Equation 3. BQ76925 EQ3_vc2_lusam9.gif

Assuming VC0 = VSS, it can be seen that when (VC1 – VC0) > 2.64 volts, the voltage across (VC2 – VC1) can range up to the limit of 4.4 V without any loss of gain. At the minimum value of (VC1 – VC0) = 1.4 V, an imbalance of more than 900 mV is tolerated before any loss of gain in the (VC2 – VC1) amplifier. For higher values of (VC1 – VC0), increasingly large imbalances are tolerated. For example, when (VC1 – VC0) = 2.0 V, an imbalance up to 1.33 V (that is, (VC2 – VC1) = 3.33 V) results in no degradation of amplifier performance.

Normally, cell imbalances greater than 900 mV will signal a faulty condition of the battery pack and its use should be discontinued. The loss of gain on the second cell input does not affect the ability of the system to detect this condition.

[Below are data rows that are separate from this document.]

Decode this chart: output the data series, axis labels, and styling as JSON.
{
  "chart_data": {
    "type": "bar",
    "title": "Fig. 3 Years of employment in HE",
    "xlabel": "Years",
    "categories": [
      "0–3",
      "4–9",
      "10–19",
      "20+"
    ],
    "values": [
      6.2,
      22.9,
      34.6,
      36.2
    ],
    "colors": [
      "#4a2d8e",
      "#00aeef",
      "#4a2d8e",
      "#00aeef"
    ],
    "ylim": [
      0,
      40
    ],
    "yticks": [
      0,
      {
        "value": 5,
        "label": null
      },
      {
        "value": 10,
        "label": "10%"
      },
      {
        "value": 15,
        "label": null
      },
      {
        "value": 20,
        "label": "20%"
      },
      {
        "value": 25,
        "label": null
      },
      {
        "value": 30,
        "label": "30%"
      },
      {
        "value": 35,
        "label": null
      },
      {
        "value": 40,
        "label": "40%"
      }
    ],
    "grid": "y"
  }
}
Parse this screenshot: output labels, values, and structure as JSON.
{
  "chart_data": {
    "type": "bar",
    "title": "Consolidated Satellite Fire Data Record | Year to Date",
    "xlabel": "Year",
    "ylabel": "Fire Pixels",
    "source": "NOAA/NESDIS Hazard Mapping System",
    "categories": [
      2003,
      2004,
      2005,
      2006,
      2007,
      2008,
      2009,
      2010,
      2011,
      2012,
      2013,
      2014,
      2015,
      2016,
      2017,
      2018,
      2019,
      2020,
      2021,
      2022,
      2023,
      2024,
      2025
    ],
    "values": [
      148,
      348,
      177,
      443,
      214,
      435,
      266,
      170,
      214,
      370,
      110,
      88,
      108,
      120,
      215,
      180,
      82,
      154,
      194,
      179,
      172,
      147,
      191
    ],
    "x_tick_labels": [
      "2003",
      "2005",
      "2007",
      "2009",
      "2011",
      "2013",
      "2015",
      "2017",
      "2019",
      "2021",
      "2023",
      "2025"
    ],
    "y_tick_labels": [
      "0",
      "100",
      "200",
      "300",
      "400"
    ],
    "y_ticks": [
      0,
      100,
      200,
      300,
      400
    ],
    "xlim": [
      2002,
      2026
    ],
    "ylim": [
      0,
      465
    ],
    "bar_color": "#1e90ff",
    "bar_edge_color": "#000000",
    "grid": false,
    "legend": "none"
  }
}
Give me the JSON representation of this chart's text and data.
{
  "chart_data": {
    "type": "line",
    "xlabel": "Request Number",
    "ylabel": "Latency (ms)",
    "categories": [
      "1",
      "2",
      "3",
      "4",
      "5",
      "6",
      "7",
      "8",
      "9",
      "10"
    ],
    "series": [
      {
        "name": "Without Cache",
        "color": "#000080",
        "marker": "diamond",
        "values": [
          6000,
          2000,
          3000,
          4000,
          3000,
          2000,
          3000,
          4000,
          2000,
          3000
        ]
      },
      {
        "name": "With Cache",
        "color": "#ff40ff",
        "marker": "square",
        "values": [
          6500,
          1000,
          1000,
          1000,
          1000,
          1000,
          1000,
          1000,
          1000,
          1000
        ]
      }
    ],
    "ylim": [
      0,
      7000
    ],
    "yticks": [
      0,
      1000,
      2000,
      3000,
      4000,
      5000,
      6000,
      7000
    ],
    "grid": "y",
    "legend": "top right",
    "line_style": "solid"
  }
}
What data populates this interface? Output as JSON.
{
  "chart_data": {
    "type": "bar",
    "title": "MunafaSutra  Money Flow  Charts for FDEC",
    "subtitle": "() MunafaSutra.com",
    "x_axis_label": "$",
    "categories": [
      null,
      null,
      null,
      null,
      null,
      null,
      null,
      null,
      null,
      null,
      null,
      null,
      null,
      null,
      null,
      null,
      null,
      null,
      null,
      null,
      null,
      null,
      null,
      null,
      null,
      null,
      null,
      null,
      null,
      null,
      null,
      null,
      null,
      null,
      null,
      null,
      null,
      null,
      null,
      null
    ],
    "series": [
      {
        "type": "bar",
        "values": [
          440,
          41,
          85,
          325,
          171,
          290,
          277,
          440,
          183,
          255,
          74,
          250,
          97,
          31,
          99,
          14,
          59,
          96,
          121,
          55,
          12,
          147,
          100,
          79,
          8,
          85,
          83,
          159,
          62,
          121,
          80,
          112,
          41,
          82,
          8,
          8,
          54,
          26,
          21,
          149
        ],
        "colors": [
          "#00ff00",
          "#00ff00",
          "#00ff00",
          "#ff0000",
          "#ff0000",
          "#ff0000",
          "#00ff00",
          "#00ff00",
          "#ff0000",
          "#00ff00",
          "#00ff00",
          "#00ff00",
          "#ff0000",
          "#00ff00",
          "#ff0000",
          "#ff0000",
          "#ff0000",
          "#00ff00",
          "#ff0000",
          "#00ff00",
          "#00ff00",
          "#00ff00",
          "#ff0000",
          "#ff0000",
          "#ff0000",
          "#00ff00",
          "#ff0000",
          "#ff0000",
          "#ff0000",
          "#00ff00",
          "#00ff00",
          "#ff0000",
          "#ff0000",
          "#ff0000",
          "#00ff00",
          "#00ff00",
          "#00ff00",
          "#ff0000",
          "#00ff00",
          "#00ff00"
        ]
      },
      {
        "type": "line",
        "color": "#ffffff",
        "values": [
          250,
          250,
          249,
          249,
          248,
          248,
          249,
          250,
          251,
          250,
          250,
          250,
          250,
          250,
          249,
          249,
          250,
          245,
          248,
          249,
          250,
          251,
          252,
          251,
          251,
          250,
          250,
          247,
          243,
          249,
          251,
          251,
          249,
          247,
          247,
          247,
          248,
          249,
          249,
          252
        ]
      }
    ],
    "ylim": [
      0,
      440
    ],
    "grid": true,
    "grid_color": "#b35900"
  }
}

The gain fall-off is gradual so that the measured imbalance will never be less than the critical imbalance set by Equation 3.

Therefore, if the measured (VC2 – VC1) is greater than (VC1 – VSS) / 0.6, a severe imbalance is detected and the pack should enter a fault state which prevents further use. In this severe cell imbalance condition comparisons of the measured (VC2 – VC1) to any overvoltage limits will be optimistic due to the reduced gain in the amplifier, further emphasizing the need to enter a fault state.